Selfish
Can I call the finding of the love of my life my achievement? Or rather, can I call it an achievement at all?
I am 39 years old (who am I kidding, I am 40!) and despite being in several sort of relationships over the years, I continued to be non-committed till right before I turned 39 (okay fine, I shall call it 40 too!). And then, lo and behold, I turned 39 with the 40th years of existence on this planet kicking in, there I went falling head over heels in love with this one person who in my grand scheme of things has turned out to be the most important person, but in the world's grand scheme of things is just another clog in the system (at this point, I don’t think I will ever make him read this, or maybe I will make him read this just for this line’s sake).

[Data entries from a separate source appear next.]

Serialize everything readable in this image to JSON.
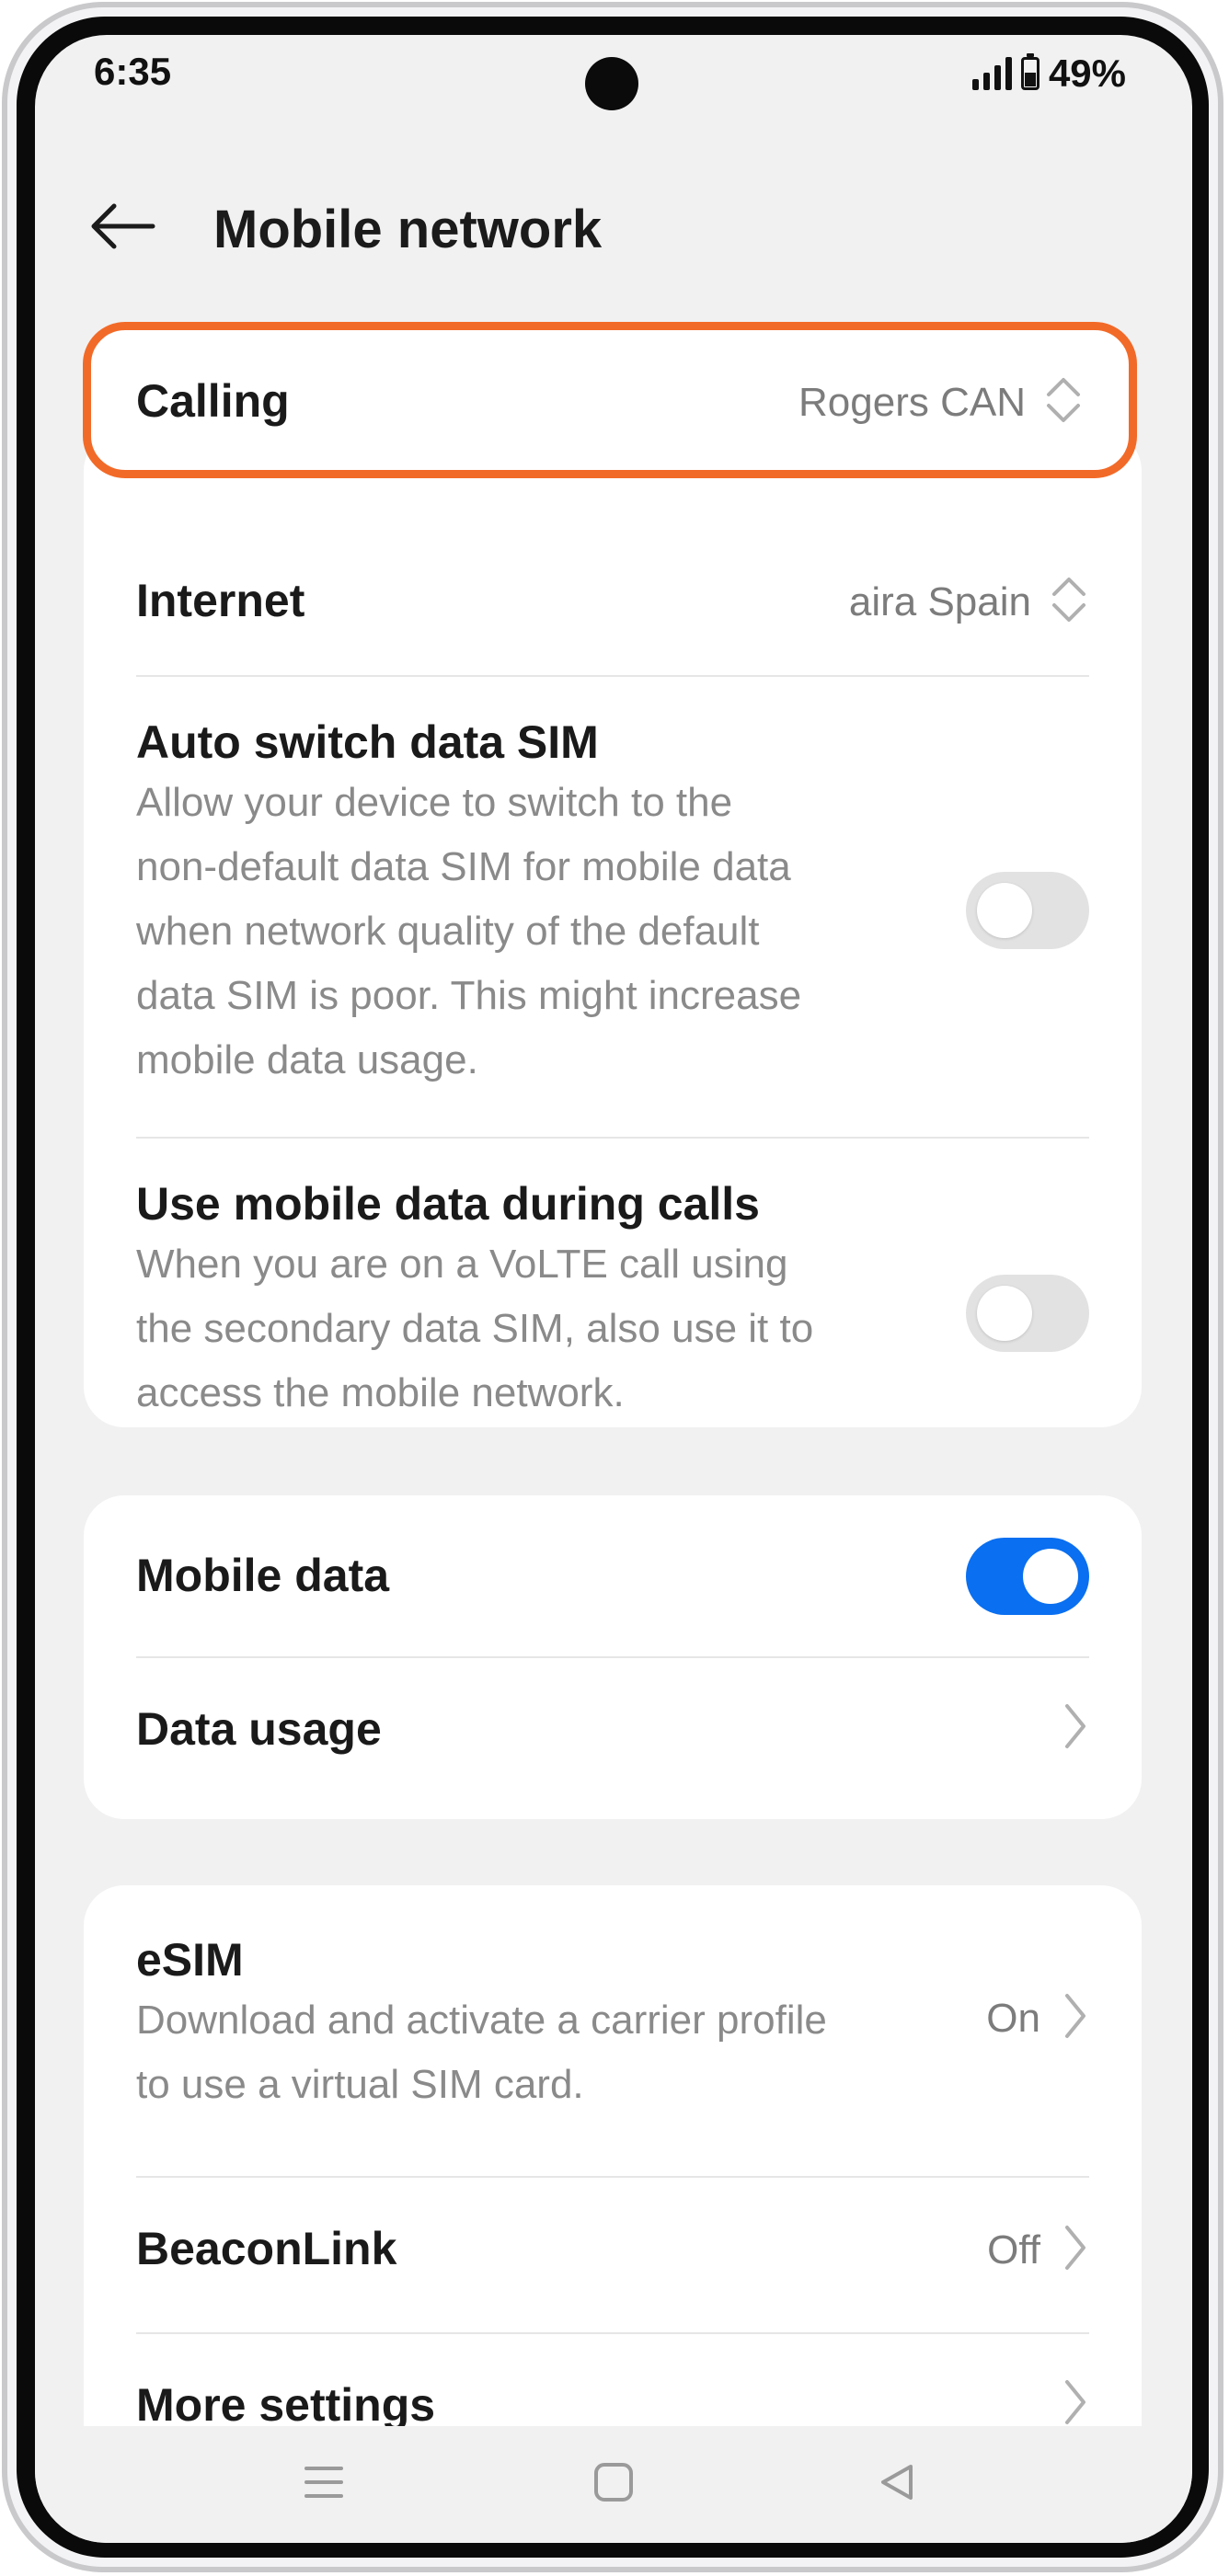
{
  "status_bar": {
    "time": "6:35",
    "battery_percent": "49%",
    "battery_level": 0.49
  },
  "header": {
    "title": "Mobile network"
  },
  "sim_card": {
    "calling": {
      "label": "Calling",
      "value": "Rogers CAN"
    },
    "internet": {
      "label": "Internet",
      "value": "aira Spain"
    },
    "auto_switch": {
      "label": "Auto switch data SIM",
      "desc_lines": [
        "Allow your device to switch to the",
        "non-default data SIM for mobile data",
        "when network quality of the default",
        "data SIM is poor. This might increase",
        "mobile data usage."
      ],
      "enabled": false
    },
    "data_during_calls": {
      "label": "Use mobile data during calls",
      "desc_lines": [
        "When you are on a VoLTE call using",
        "the secondary data SIM, also use it to",
        "access the mobile network."
      ],
      "enabled": false
    }
  },
  "data_card": {
    "mobile_data": {
      "label": "Mobile data",
      "enabled": true
    },
    "data_usage": {
      "label": "Data usage"
    }
  },
  "more_card": {
    "esim": {
      "label": "eSIM",
      "desc_lines": [
        "Download and activate a carrier profile",
        "to use a virtual SIM card."
      ],
      "value": "On"
    },
    "beaconlink": {
      "label": "BeaconLink",
      "value": "Off"
    },
    "more_settings": {
      "label": "More settings"
    }
  },
  "colors": {
    "accent": "#0a6ff0",
    "highlight": "#f26a28"
  }
}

So here I am, falling in love and then being in love and then relishing in love and spending days and nights in being in love and forgetting about sleep and the essentials that I was looking for. “My work is in Delhi, I will never leave Delhi”, and I find a guy whose prospects of living in Delhi are 1 in 50. “No one will understand my way of lifestyle”, okay this one does understand. “The person has to have a house of his own” (so what if this was my father’s, it still applies), and this one will say, I don’t but you can be friends with my parents who have one. “I cant do long distance”, ahem!
And yet, despite the above and so many other random hiccups and problems and differences that the logical brain of mine can see and so can the logical brain of so many others around me (like my father, ahem, and my sis, huh), all I see is the love flowing in me for him, the warmth in my heart that spreads inside me whenever he talks to me, the absolute desire to spend every possible minute in his presence, even if he is doing something that I cannot participate in and vice versa. The feeling has no basis and yet it exists. It may be due to the loneliness of the past days and years, but that wont be correct, not in the real way, cause I did have friends and more and I was full in my life. It may be due to the fact that he is promising forever, but then that cant be too cause to begin with, when the feelings started to flow, there was no forever, there was just the desire to be with him. Can it be that biology and chemistry is finally working towards making sure that I procreate? Nah, that is practically not possible for me.

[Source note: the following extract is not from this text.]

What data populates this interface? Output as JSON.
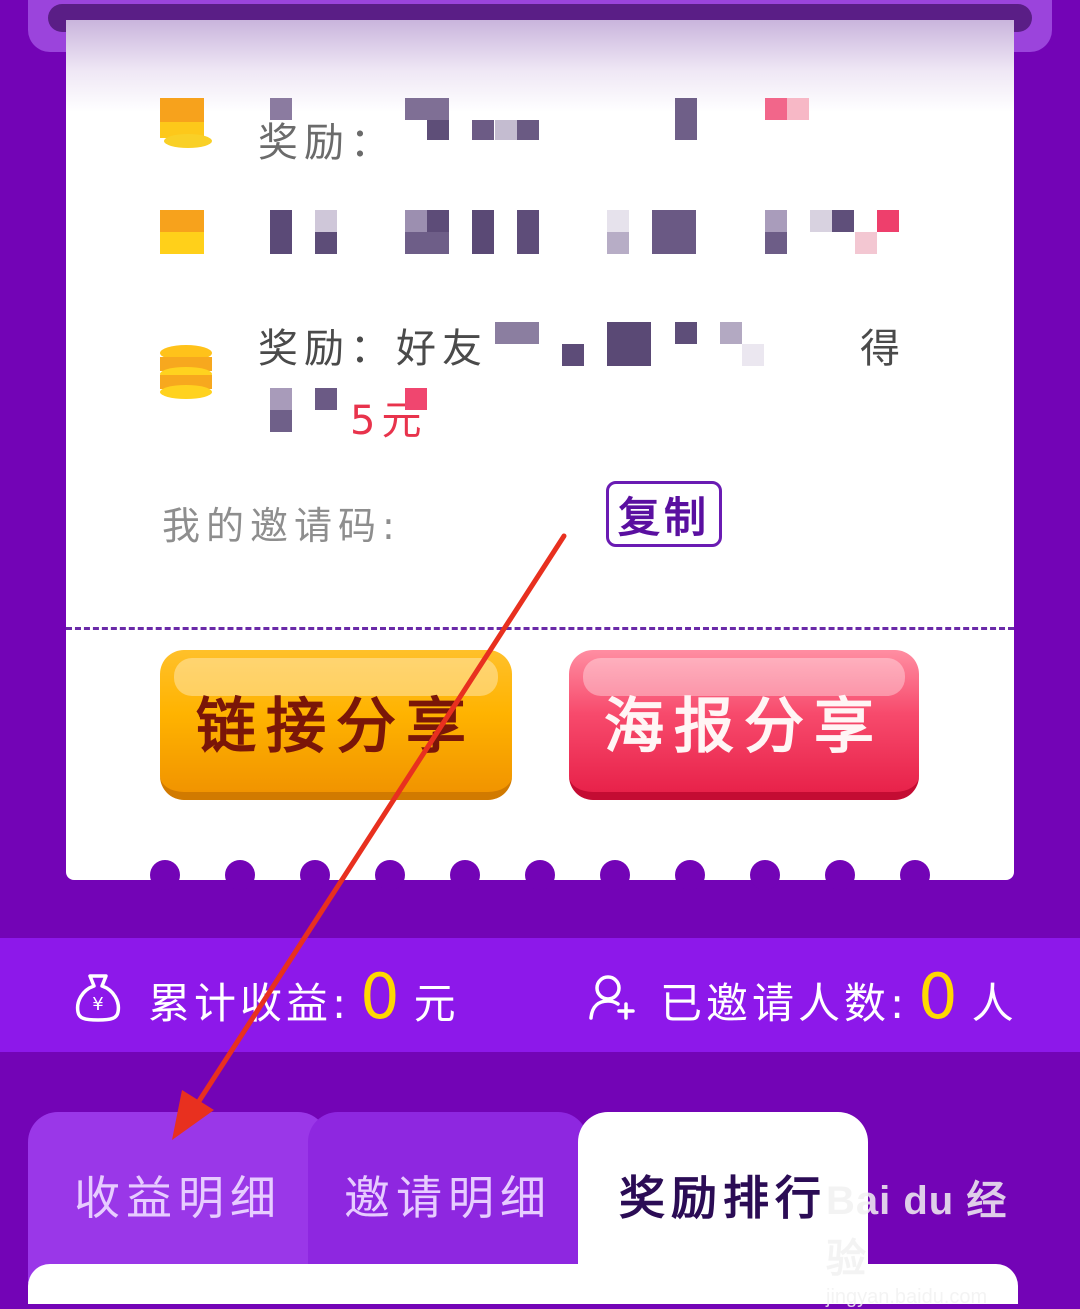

And so, here I am, despite all odds and events and logic and forewarning, in love with the person that I am in love with for the forever that remains after turning 39 (okay 40). It’s a big achievement for me cause I have overcome a lot to be with him. I have firstly only found him at the time when I somehow don’t have any work. I have found him when I cant imagine a day without talking to him (the 15 hour flight to Seattle is going to be a dread). I am ready and willing to change anything about the life that I had thought I could not change to make sure that I don’t spend it being away from him.
I have achieved a lot, I am finally letting someone love me wholeheartedly and am being supremely selfish all the time.